さて、先日から薬品の話が続いていますが、
金属を扱う人が、素材・薬品・身体・食品・工具との関係を考えるための知識としての、
「酸性・中性・アルカリ性」を、制作の現場から見てみましょう。
これは、理科で習った「水溶液の性質」です。
そして実は、ジュエリー制作のあらゆる場面に関係する知識でもあります。
酸性・中性・アルカリ性とは?
| 性質 | pH | 身近なもの・薬品の例 | 貴金属加工との関係 |
| 強い酸性 | 低い | 希硫酸・硝酸など | 酸洗い・金属表面の処理 |
| 弱い酸性 | 7より少し低い | 酢・クエン酸など | 洗浄など |
| 中性 | 7 | 純水など | 酸・アルカリの基準 |
| 弱いアルカリ性 | 7より少し高い | 石鹸・重曹水など | 酸性のものを中和するときなど |
| 強いアルカリ性 | 高い | 水酸化ナトリウムなど | 強力な洗浄・処理など |
酸性・中性・アルカリ性は、「危険度」を表す言葉ではなく、物質の性質を表す言葉です。
14段階で表され中性がpH7。
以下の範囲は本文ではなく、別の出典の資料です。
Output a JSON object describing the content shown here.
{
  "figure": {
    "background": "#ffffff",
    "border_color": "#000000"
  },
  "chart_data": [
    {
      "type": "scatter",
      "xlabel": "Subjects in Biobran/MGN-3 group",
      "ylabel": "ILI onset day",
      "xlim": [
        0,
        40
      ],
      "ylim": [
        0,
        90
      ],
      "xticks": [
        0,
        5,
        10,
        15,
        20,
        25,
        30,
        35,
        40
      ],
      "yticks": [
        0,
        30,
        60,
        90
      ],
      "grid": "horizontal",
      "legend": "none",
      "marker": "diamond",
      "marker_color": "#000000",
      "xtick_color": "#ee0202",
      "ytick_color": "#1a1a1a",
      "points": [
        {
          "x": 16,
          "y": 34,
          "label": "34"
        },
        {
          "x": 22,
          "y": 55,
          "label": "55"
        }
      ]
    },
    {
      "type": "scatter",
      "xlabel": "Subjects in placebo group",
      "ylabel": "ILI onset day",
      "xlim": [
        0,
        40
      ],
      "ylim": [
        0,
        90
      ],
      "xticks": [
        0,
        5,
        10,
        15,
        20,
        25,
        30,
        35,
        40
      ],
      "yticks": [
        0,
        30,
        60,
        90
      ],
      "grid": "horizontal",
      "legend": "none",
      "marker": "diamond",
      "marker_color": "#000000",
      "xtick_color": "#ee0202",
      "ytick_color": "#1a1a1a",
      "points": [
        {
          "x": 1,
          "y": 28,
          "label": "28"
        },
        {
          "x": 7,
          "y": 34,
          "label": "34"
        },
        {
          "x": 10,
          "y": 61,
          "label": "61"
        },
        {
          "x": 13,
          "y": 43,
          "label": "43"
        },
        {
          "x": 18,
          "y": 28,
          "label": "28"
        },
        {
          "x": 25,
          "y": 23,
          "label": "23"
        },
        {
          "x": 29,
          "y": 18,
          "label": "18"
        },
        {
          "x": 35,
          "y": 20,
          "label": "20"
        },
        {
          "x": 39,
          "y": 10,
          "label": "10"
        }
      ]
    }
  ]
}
強い酸性=pHが低い。強いアルカリ性=pHが高い。
身近なところでは?
ジュエリーは、人の身体、皮膚、汗と接触しますよね。
人の身体にもpHがあります
調べてみると、
血液:約7.4
胃液:かなり酸性
皮膚表面:弱酸性
汗:酸性寄りになることが多いが、条件によって変化する
というように、人間の身体は場所によってpHが違います
ただ、「汗のpHは○○」と一つの数字で断定できず、個人差があり、一般的には弱酸性~中性付近の範囲で変化します。
汗がジュエリーに影響を与えるのはなぜ?
汗などの水分には、塩分などの電解質が含まれています。
そのため、金属と接触することで、金属表面で電気化学的な反応が起こり、金属が少しずつ溶け出して金属イオンになることがあります。
こうした金属イオンが皮膚に触れることが、金属アレルギーに関係する場合もあります。
ただし、汗をかいたから必ず金属アレルギーになる、ということではありません。金属の種類や合金、接触する時間、皮膚の状態など、さまざまな条件が関係します。
また、宝石の中でも真珠は汗に弱いというのは、結構有名な話ですが、多孔質・有機質(トルコ石やサンゴなど)も、影響されやすい宝石です。
他にも気を付けるものがあります
食べ物・飲み物、洗剤や化粧品など、様々なものにこの性質があり、ジュエリーに影響を与えます。しかし、きちんとお手入れをすることで影響を最小限に押さえることが出来ますし、何が何でも触れてはいけないという事ではありませんので、神経質に制限し過ぎないようにしましょう。
「金属 × 液体 × 時間」で考えてみる
同じ金属でも、乾いた状態で触れるのと、
汗や薬品などの水分がある状態で長時間触れるのでは、状況が変わります。
ちょっと専門的に考えると、
酸性・アルカリ性
+ 水分
+ 電解質
+ 金属
+ 時間
が組み合わさると、金属の種類や条件によっては、腐食や金属イオンの溶出などが起こりやすくなります。
だから「酸性だから悪い」「アルカリ性だから悪い」ではなく、
どんな物質が、どんな金属に、どのような条件で接触するのかか関わっています。
食事に行った、飲みに行った。
その時にお酒をこぼしてしまった。
あるいは醤油がついた。などなど、日常にはいろいろなことが起こります。
知っていれば、ちょっと席を立って洗いに行ったり、対処することが出来ますね。
「金属と薬品の相性」だけではなく、「金属と工具の相性」もあります
酸洗いの時に、鉄のピンセットごと銀の作品を希硫酸にいれると、銀はピンクになります。
からげ線もそうです。
これは、「希硫酸」の項目の時にも書きましたね。
「希硫酸」ってなに?(月曜定期便83)
ジュエリー制作は、デザインや加工技術だけでなく、素材の性質を知ることも大切です。
「これはなぜ変色したんだろう?」
「なぜこの工具を使ってはいけないんだろう?」
「なぜ汗で変化するんだろう?」
そんな「なぜ?」の中には、理科で習ったことがたくさん隠れています。